Get into these characters. There is so much meat here, and for critics to just toss it away like 'whatever' really got under my nail a tad. It is the movies people. I also have to make mention of the men that are in these women's lives. Michael Ealy, in what must be the most unlikeable role an actor could have - his character definitely has some major issues, but Ealy makes you feel for him; just brilliant. Omari Hardwick, Richard Lawson, Hill Harper and Khalil Kain are all solid, as well.

Then there is that exchange between Janet Jackson's Jo/Red and her husband (Hardwick) near the end of the film. No spoilers here, but let's just say that it is a subject that I am glad somebody finally put very much in your face; in not just the African-Amercian community, but in the world community as well. Jackson's sweet soliloquy with all of it's tears and reserved rage, hurt and emotion has got to be her shining moment. I have always been a fan of Janet Jackson, but in a lot of her previous movies I always felt like I was watching Janet Jackson playing a role. Not here. This is the real deal. Pure, raw acting.
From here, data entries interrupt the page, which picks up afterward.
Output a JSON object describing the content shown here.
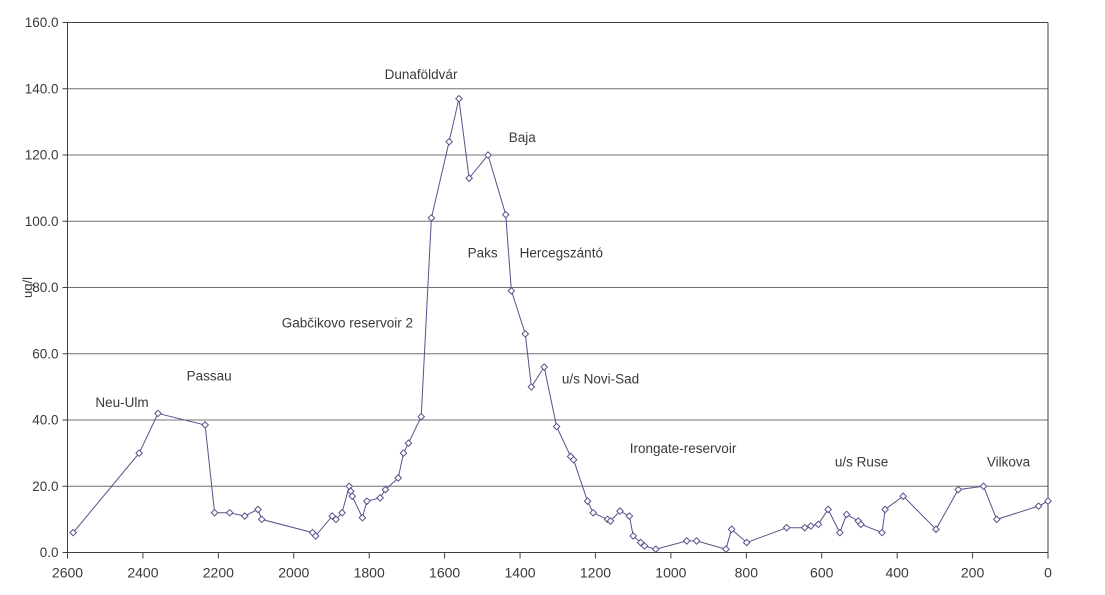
{
  "chart": {
    "y_axis_title": "ug/l",
    "colors": {
      "series": "#54548c",
      "marker_fill": "#ffffff",
      "grid": "#707070",
      "frame": "#404040",
      "text": "#3a3a3a"
    }
  },
  "chart_data": {
    "type": "line",
    "title": "",
    "xlabel": "",
    "ylabel": "ug/l",
    "legend": "none",
    "grid": "horizontal",
    "marker": "open-diamond",
    "x_axis": {
      "min": 0,
      "max": 2600,
      "reversed": true,
      "tick_step": 200,
      "ticks": [
        2600,
        2400,
        2200,
        2000,
        1800,
        1600,
        1400,
        1200,
        1000,
        800,
        600,
        400,
        200,
        0
      ]
    },
    "y_axis": {
      "min": 0,
      "max": 160,
      "tick_step": 20,
      "ticks": [
        0,
        20,
        40,
        60,
        80,
        100,
        120,
        140,
        160
      ],
      "tick_decimals": 1
    },
    "points": [
      [
        2585,
        6
      ],
      [
        2410,
        30
      ],
      [
        2360,
        42
      ],
      [
        2235,
        38.5
      ],
      [
        2210,
        12
      ],
      [
        2170,
        12
      ],
      [
        2130,
        11
      ],
      [
        2095,
        13
      ],
      [
        2085,
        10
      ],
      [
        1950,
        6
      ],
      [
        1942,
        5
      ],
      [
        1898,
        11
      ],
      [
        1888,
        10
      ],
      [
        1872,
        12
      ],
      [
        1853,
        20
      ],
      [
        1849,
        18.5
      ],
      [
        1845,
        17
      ],
      [
        1818,
        10.5
      ],
      [
        1806,
        15.5
      ],
      [
        1771,
        16.5
      ],
      [
        1757,
        19
      ],
      [
        1723,
        22.5
      ],
      [
        1709,
        30
      ],
      [
        1696,
        33
      ],
      [
        1662,
        41
      ],
      [
        1635,
        101
      ],
      [
        1588,
        124
      ],
      [
        1562,
        137
      ],
      [
        1535,
        113
      ],
      [
        1485,
        120
      ],
      [
        1438,
        102
      ],
      [
        1423,
        79
      ],
      [
        1386,
        66
      ],
      [
        1370,
        50
      ],
      [
        1336,
        56
      ],
      [
        1303,
        38
      ],
      [
        1266,
        29
      ],
      [
        1258,
        28
      ],
      [
        1221,
        15.5
      ],
      [
        1206,
        12
      ],
      [
        1168,
        10
      ],
      [
        1160,
        9.5
      ],
      [
        1135,
        12.5
      ],
      [
        1110,
        11
      ],
      [
        1100,
        5
      ],
      [
        1080,
        3
      ],
      [
        1070,
        2
      ],
      [
        1040,
        1
      ],
      [
        958,
        3.5
      ],
      [
        932,
        3.5
      ],
      [
        854,
        1
      ],
      [
        839,
        7
      ],
      [
        799,
        3
      ],
      [
        693,
        7.5
      ],
      [
        645,
        7.5
      ],
      [
        629,
        8
      ],
      [
        609,
        8.5
      ],
      [
        583,
        13
      ],
      [
        552,
        6
      ],
      [
        534,
        11.5
      ],
      [
        503,
        9.5
      ],
      [
        496,
        8.5
      ],
      [
        440,
        6
      ],
      [
        432,
        13
      ],
      [
        384,
        17
      ],
      [
        297,
        7
      ],
      [
        238,
        19
      ],
      [
        171,
        20
      ],
      [
        136,
        10
      ],
      [
        25,
        14
      ],
      [
        0,
        15.5
      ]
    ],
    "annotations": [
      {
        "label": "Neu-Ulm",
        "x": 2526,
        "y": 44
      },
      {
        "label": "Passau",
        "x": 2284,
        "y": 52
      },
      {
        "label": "Gabčikovo reservoir 2",
        "x": 2032,
        "y": 68
      },
      {
        "label": "Dunaföldvár",
        "x": 1759,
        "y": 143
      },
      {
        "label": "Baja",
        "x": 1430,
        "y": 124
      },
      {
        "label": "Paks",
        "x": 1539,
        "y": 89
      },
      {
        "label": "Hercegszántó",
        "x": 1401,
        "y": 89
      },
      {
        "label": "u/s Novi-Sad",
        "x": 1289,
        "y": 51
      },
      {
        "label": "Irongate-reservoir",
        "x": 1109,
        "y": 30
      },
      {
        "label": "u/s Ruse",
        "x": 565,
        "y": 26
      },
      {
        "label": "Vilkova",
        "x": 162,
        "y": 26
      }
    ]
  }
}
The ensemble is so important to this film and I hope audiences do go see it, get into the characters, stories and the wonderful poetry and just go with it. If you are familiar with the play, accept that this is a film based on the material and don't get caught up in trying to compare one with the other. We don't do it every time a Shakespearean piece is turned into a film, why start now?

Also, of note - if, by chance, this film gets recognized come awards season two other artist's work shines as well and that is the amazing Maysie Hoy's film editing and the masterful costume design of Johnetta Boone. Boone's task was not as easy as one would think. The costumes in this film were very important from Goldberg's clean white garb for her religiously fanatic Alice and Loretta Devine's costume jewelry to the pastel shirt worn with metrosexual fit-to-a-tee suaveness of Hardwick's suit as he's talking to Jackson's Jo on his cell phone, while walking down the street. You better believe that every outfit in this film had a reason and a purpose.

Yes, it is the details and when you have woven them altogether you have what could very well be Tyler Perry's first step at being considered a serious filmmaker; a contender if you will - damn the naysayers.